A Sanford-MeritCare surgeon is performing a unique abdominal cancer surgery called HIPEC. Featured on ABC's Grey's Anatomy (Jan. 21, 2010), the procedure is only available at 35 medical centers in the United States. Cancer involving the abdominal lining can be very difficult to treat. HIPEC gives patients new hope.

Dr. Robert Sticca, MeritCare surgeon, is performing a unique cancer surgery called HIPEC (Hyperthermic Intraperitoneal Chemotherapy). It's also known as heated chemotherapy or chemo bath. Featured on ABC's Grey's Anatomy (Jan. 21, 2010), the procedure is only available at 35 medical centers in the United States.

For Dr. Sticca's patient John Jambois, the surgery meant a second chance. Jambois was diagnosed with pseudomyxoma peritonei (cancer in the lining of his abdomen) in November 2004. He underwent traditional chemotherapy and surgery at Mayo Clinic. Then in 2009, he had a recurrence of his cancer. He had surgery to remove the tumors followed by HIPEC in May 2009. Jambois continues to do well with no recurrence to date.
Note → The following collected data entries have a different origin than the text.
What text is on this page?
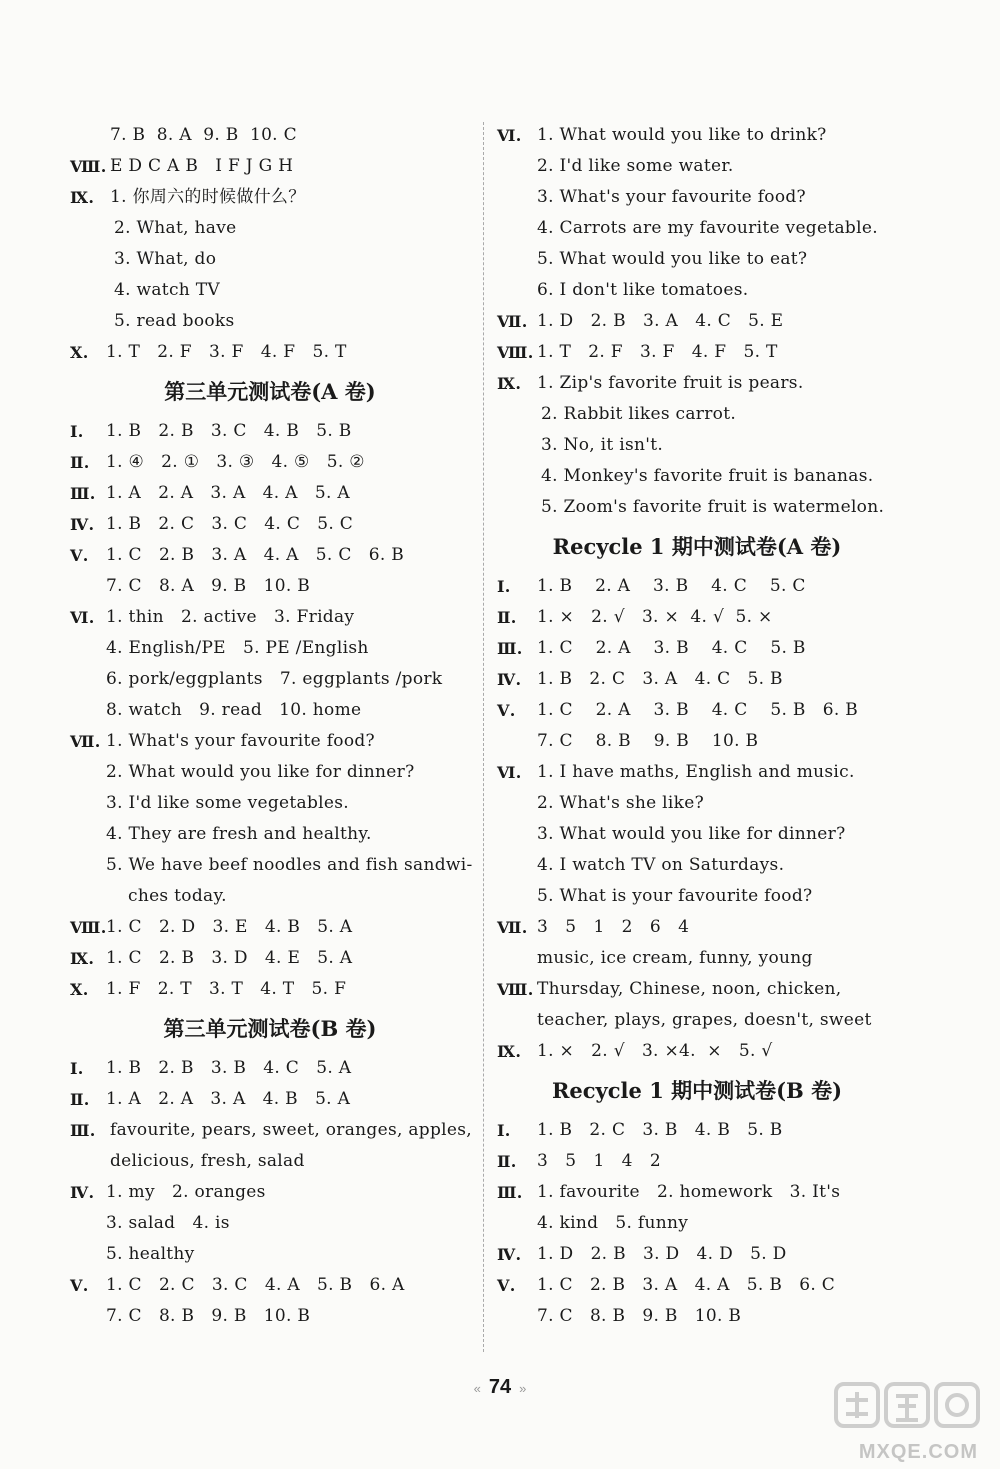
7. B  8. A  9. B  10. C
Ⅷ. E D C A B   I F J G H
Ⅸ. 1. 你周六的时候做什么？
2. What, have
3. What, do
4. watch TV
5. read books
Ⅹ. 1. T   2. F   3. F   4. F   5. T
第三单元测试卷(A 卷)
Ⅰ. 1. B   2. B   3. C   4. B   5. B
Ⅱ. 1. ④   2. ①   3. ③   4. ⑤   5. ②
Ⅲ. 1. A   2. A   3. A   4. A   5. A
Ⅳ. 1. B   2. C   3. C   4. C   5. C
Ⅴ. 1. C   2. B   3. A   4. A   5. C   6. B
7. C   8. A   9. B   10. B
Ⅵ. 1. thin   2. active   3. Friday
4. English/PE   5. PE /English
6. pork/eggplants   7. eggplants /pork
8. watch   9. read   10. home
Ⅶ. 1. What's your favourite food?
2. What would you like for dinner?
3. I'd like some vegetables.
4. They are fresh and healthy.
5. We have beef noodles and fish sandwi-
ches today.
Ⅷ. 1. C   2. D   3. E   4. B   5. A
Ⅸ. 1. C   2. B   3. D   4. E   5. A
Ⅹ. 1. F   2. T   3. T   4. T   5. F
第三单元测试卷(B 卷)
Ⅰ. 1. B   2. B   3. B   4. C   5. A
Ⅱ. 1. A   2. A   3. A   4. B   5. A
Ⅲ. favourite, pears, sweet, oranges, apples,
delicious, fresh, salad
Ⅳ. 1. my   2. oranges
3. salad   4. is
5. healthy
Ⅴ. 1. C   2. C   3. C   4. A   5. B   6. A
7. C   8. B   9. B   10. B
Ⅵ. 1. What would you like to drink?
2. I'd like some water.
3. What's your favourite food?
4. Carrots are my favourite vegetable.
5. What would you like to eat?
6. I don't like tomatoes.
Ⅶ. 1. D   2. B   3. A   4. C   5. E
Ⅷ. 1. T   2. F   3. F   4. F   5. T
Ⅸ. 1. Zip's favorite fruit is pears.
2. Rabbit likes carrot.
3. No, it isn't.
4. Monkey's favorite fruit is bananas.
5. Zoom's favorite fruit is watermelon.
Recycle 1 期中测试卷(A 卷)
Ⅰ. 1. B    2. A    3. B    4. C    5. C
Ⅱ. 1. ×   2. √   3. ×  4. √  5. ×
Ⅲ. 1. C    2. A    3. B    4. C    5. B
Ⅳ. 1. B   2. C   3. A   4. C   5. B
Ⅴ. 1. C    2. A    3. B    4. C    5. B   6. B
7. C    8. B    9. B    10. B
Ⅵ. 1. I have maths, English and music.
2. What's she like?
3. What would you like for dinner?
4. I watch TV on Saturdays.
5. What is your favourite food?
Ⅶ. 3   5   1   2   6   4
music, ice cream, funny, young
Ⅷ. Thursday, Chinese, noon, chicken,
teacher, plays, grapes, doesn't, sweet
Ⅸ. 1. ×   2. √   3. ×4.  ×   5. √
Recycle 1 期中测试卷(B 卷)
Ⅰ. 1. B   2. C   3. B   4. B   5. B
Ⅱ. 3   5   1   4   2
Ⅲ. 1. favourite   2. homework   3. It's
4. kind   5. funny
Ⅳ. 1. D   2. B   3. D   4. D   5. D
Ⅴ. 1. C   2. B   3. A   4. A   5. B   6. C
7. C   8. B   9. B   10. B
« 74 »
MXQE.COM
HIPEC is performed on cancers that are confined to the abdomen— including gastric, colorectal, appendix and ovarian. Before HIPEC, patients with some abdominal cancers didn't have many options because it was difficult to get traditional chemo to the abdominal cavity. HIPEC gives patients new hope. The treatment success rate varies anywhere from 75 to 90 percent for certain cancers, before it was almost always fatal.

HIPEC can take up to 18 hours. Not all patients qualify; they are carefully selected based on a variety of factors. After surgically removing the tumor(s), tubes are inserted through small incisions and a heated chemotherapy solution is pumped in, flooding the abdomen with continuously circulated liquid drugs to bathe the affected area.

"The heat is important as it helps kill cancer cells, even those not visible, because they are more sensitive to the heat than normal cells. Heat also helps open the pours of the tissue so the chemo will penetrate further," said Dr. Sticca. "The combination of the heat and chemotherapy work together to eradicate all remaining cancer cells."

Unlike regular chemotherapy, HIPEC is not absorbed into the patient's circulation, which means doctors can use a higher dose of chemo with no side effects such as nausea or hair loss. This is especially good news for patients needing HIPEC, as they've likely had various other treatments in the past.